Stability and Reliability Tests
I first installed Windows 2000, and ran the Passmark Burn-in test. This is a multi-threaded burn-in program that puts a heavy load on various aspects of the system simultaneously, including the processor, graphics and I/O subsystems. Burn-in Test was run for another 8 hours with all processes being active (except for the printer test), and set to 100% load. This test truly bogs down the system, and seems to be a good indicator of whether the system can handle a heavy load, particularly with a ‘slower’ processor such as the 500MHz Athlon. There were no failures or lockups recorded after 36 hours of continuous operation.
I then installed and ran Business/High-End Winstone 99 and Content Creation 2000 tests in Demo mode, with a loop count of 20 on all tests. In fact, Winstone 99 was run this way twice. The test settings were set to stop on any error. These tests completed without any errors whatsoever being recorded. I next installed Windows 98 and ran Winstone 99 Business and Content Creation 2000 were run in demo mode for another 24 hours each, rebooting after each run. Again, there were no failures recorded at all.
Since Transcend used the ICS 9248AF-114 clock chip, there are a number of possible FSB settings available in the BIOS. These settings are found under the ‘Frequency / Voltage Control’ menu item. Despite what the name implies, there are no vCore voltage settings here, but the ‘Spread Spectrum Modulate’ option is, as is an ‘Auto Detect DIMM/PCI slot setting.

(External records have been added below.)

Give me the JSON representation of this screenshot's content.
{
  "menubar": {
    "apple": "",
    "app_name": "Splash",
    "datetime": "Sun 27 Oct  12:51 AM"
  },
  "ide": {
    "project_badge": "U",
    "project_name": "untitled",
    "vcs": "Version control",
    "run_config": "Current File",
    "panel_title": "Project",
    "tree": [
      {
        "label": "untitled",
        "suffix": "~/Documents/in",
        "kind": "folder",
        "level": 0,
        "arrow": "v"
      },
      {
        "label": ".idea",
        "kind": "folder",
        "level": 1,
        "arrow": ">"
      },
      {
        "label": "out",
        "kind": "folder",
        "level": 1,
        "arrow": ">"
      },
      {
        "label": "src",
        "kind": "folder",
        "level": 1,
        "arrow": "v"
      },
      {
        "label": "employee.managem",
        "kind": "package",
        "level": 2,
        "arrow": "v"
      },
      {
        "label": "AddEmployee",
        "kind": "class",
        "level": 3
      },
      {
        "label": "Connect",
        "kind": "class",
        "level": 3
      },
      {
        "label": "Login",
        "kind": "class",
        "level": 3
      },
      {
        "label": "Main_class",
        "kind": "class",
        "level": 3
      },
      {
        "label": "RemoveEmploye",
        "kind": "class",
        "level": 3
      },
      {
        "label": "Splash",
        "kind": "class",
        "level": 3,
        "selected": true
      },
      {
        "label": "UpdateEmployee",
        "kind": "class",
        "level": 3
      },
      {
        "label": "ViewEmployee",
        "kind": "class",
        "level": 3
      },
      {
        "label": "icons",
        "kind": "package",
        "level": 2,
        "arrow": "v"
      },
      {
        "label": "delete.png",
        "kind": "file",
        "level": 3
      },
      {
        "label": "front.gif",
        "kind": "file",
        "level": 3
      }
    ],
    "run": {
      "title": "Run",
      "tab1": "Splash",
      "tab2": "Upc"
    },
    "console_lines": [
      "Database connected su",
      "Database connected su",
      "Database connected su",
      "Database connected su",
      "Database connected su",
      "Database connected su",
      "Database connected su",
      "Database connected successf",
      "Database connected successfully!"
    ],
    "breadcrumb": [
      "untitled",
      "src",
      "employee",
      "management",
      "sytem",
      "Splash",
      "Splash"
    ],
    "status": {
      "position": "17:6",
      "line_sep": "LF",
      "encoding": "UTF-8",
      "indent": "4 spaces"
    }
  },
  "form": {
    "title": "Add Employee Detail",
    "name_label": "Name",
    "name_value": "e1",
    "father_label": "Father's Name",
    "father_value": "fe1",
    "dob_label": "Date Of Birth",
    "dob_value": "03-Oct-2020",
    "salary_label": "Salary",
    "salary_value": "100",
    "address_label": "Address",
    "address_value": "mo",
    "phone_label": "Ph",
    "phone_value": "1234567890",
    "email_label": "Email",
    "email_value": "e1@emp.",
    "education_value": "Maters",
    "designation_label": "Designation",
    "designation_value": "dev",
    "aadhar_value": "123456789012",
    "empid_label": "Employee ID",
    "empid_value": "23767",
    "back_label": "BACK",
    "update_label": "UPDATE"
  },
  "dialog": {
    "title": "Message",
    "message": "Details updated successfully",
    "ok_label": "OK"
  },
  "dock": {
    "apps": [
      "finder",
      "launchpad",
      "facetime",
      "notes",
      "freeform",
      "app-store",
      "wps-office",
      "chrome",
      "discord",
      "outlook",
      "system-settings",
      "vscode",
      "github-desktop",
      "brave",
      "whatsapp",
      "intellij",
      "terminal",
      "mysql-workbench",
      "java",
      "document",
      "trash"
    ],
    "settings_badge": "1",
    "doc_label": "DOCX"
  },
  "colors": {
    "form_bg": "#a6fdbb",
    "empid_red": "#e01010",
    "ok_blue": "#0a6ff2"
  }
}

I found that the fastest this board (and likely, this chipset) would operate with is the 110MHz setting. This allowed the Athlon 500 to run at 550MHz – hardly an overclockers dream, but a nice 10% increase nonetheless. Unfortunately, this setting was not extremely stable, and I had to set the ‘Spread Spectrum Modulate’ option to ‘Enabled’ in order for this to even get past POST. Even slower settings, such as 107MHz and 103MHz had problems running without crashing or locking.
The BIOS that came with the board was the 1.03 version, which did not allow the DRAM clock setting in the BIOS to be set to anything except ‘Host Clock’. Since then, a newer (1.06) BIOS has become available which allows the user to select +33MHz and -33MHz.